U kunt ook een .reg-bestand maken en vervolgens de Register-editor gebruiken om het bestand te importeren. Hiervoor volgt u deze stappen:

  1. Maak een nieuw .reg-bestand met het volgende codevoorbeeld:

    Windows Registry Editor Version 5.00
    [HKEY_LOCAL_MACHINE\SOFTWARE\Microsoft\MSDTC\Tracing]
    [HKEY_LOCAL_MACHINE\SOFTWARE\Microsoft\MSDTC\Tracing\Output]
    "DebugOutEnabled"=dword:00000000
    "TraceFilePath"=""
    "MemoryBufferSize"=dword:0000000a
    "ImageNameInTraceFileNameEnabled"=dword:00000001
    [HKEY_LOCAL_MACHINE\SOFTWARE\Microsoft\MSDTC\Tracing\Sources]
    "TRACE_MISC"=dword:00000000
    "TRACE_CM"=dword:00000000
    "TRACE_TRACE"=dword:00000000
    "TRACE_SVC"=dword:00000000
    "TRACE_GATEWAY"=dword:00000000
    "TRACE_UI"=dword:00000000
    "TRACE_CONTACT"=dword:00000000
    "TRACE_UTIL"=dword:00000000
    "TRACE_CLUSTER"=dword:00000000
    "TRACE_RESOURCE"=dword:00000000
    "TRACE_TIP"=dword:00000000
    "TRACE_XA"=dword:00000000
    "TRACE_LOG"=dword:00000000
    "TRACE_MTXOCI"=dword:00000000
    "TRACE_ETWTRACE"=dword:00000000
    "TRACE_PROXY"=dword:00000000
    "TRACE_KTMRM"=dword:00000000
    "TRACE_VSSBACKUP"=dword:00000000
    
  2. Selecteer Start>All Programs>Accessories>Run, typ regedit en klik op OK.

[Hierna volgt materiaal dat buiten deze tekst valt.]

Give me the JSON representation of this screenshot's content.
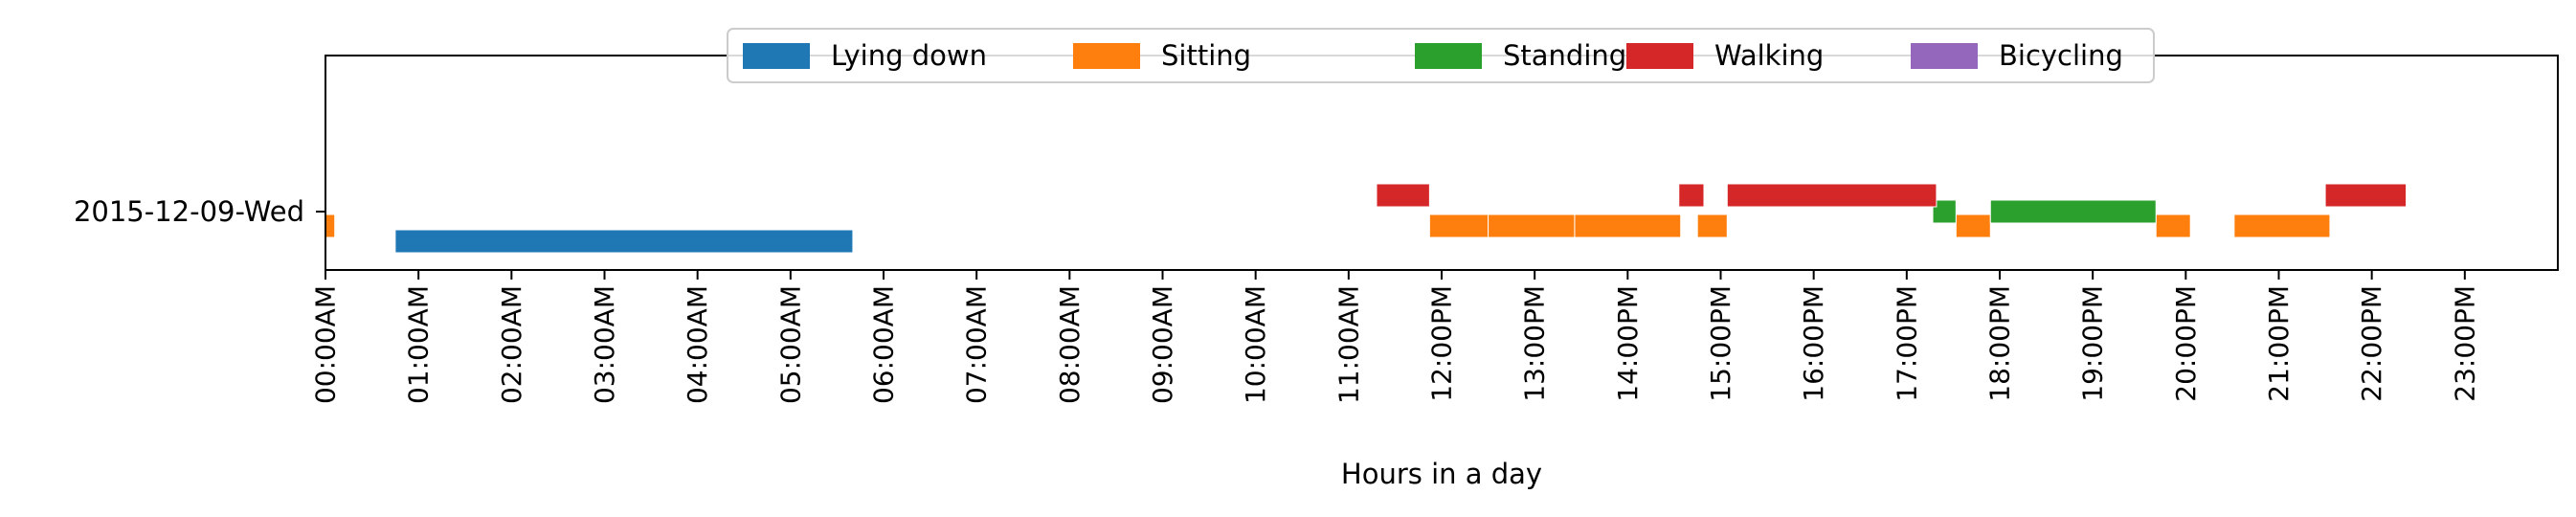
{
  "chart_data": {
    "type": "timeline",
    "title": "",
    "xlabel": "Hours in a day",
    "ylabel": "",
    "xlim": [
      0,
      24
    ],
    "grid": false,
    "legend_placement": "top-center",
    "rows": [
      "2015-12-09-Wed"
    ],
    "x_tick_values": [
      0,
      1,
      2,
      3,
      4,
      5,
      6,
      7,
      8,
      9,
      10,
      11,
      12,
      13,
      14,
      15,
      16,
      17,
      18,
      19,
      20,
      21,
      22,
      23
    ],
    "x_tick_labels": [
      "00:00AM",
      "01:00AM",
      "02:00AM",
      "03:00AM",
      "04:00AM",
      "05:00AM",
      "06:00AM",
      "07:00AM",
      "08:00AM",
      "09:00AM",
      "10:00AM",
      "11:00AM",
      "12:00PM",
      "13:00PM",
      "14:00PM",
      "15:00PM",
      "16:00PM",
      "17:00PM",
      "18:00PM",
      "19:00PM",
      "20:00PM",
      "21:00PM",
      "22:00PM",
      "23:00PM"
    ],
    "series": [
      {
        "name": "Lying down",
        "color": "#1f77b4",
        "segments": [
          [
            0.75,
            5.67
          ]
        ]
      },
      {
        "name": "Sitting",
        "color": "#ff7f0e",
        "segments": [
          [
            0.0,
            0.1
          ],
          [
            11.87,
            12.5
          ],
          [
            12.5,
            13.43
          ],
          [
            13.43,
            14.57
          ],
          [
            14.75,
            15.07
          ],
          [
            17.53,
            17.9
          ],
          [
            19.68,
            20.05
          ],
          [
            20.52,
            21.55
          ]
        ]
      },
      {
        "name": "Standing",
        "color": "#2ca02c",
        "segments": [
          [
            17.28,
            17.53
          ],
          [
            17.9,
            19.68
          ]
        ]
      },
      {
        "name": "Walking",
        "color": "#d62728",
        "segments": [
          [
            11.3,
            11.87
          ],
          [
            14.55,
            14.82
          ],
          [
            15.07,
            17.32
          ],
          [
            21.5,
            22.37
          ]
        ]
      },
      {
        "name": "Bicycling",
        "color": "#9467bd",
        "segments": []
      }
    ]
  }
}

  3. Selecteer Importeren in het menu Bestand.

  4. Zoek het bestand dat u in stap 1 hebt gemaakt en selecteer Vervolgens Openen. Het dialoogvenster Registereditor wordt weergegeven.

  5. Selecteer OK.

  6. Klik in het menu Bestand op Afsluiten.

Prestatie-effect

Traceringsfunctionaliteit is standaard uitgeschakeld in Windows. Daarom bestaat er geen prestatie-effect op een reguliere installatie.

Schakel traceringsfunctionaliteit niet in op productiecomputers, tenzij een Microsoft Customer Support Professional aangeeft dat de traceringsgegevens vereist zijn om een probleem vast te stellen. Tracering kan van invloed zijn op de computerprestaties. Eerst moet u het probleem vinden en moet u het oplossen. Schakel vervolgens onmiddellijk de traceringsfunctionaliteit uit.

Clusterconfiguratie

Voor clusterinstallaties moet u ervoor zorgen dat alle registervermeldingen op alle knooppunten deze registervermeldingen bevatten. Voor elk knooppunt dat niet over deze registervermeldingen beschikt, negeert de clustercode de registervermeldingen in het gedeelde register omdat de registervermeldingen niet bestaan in het register van de lokale computer.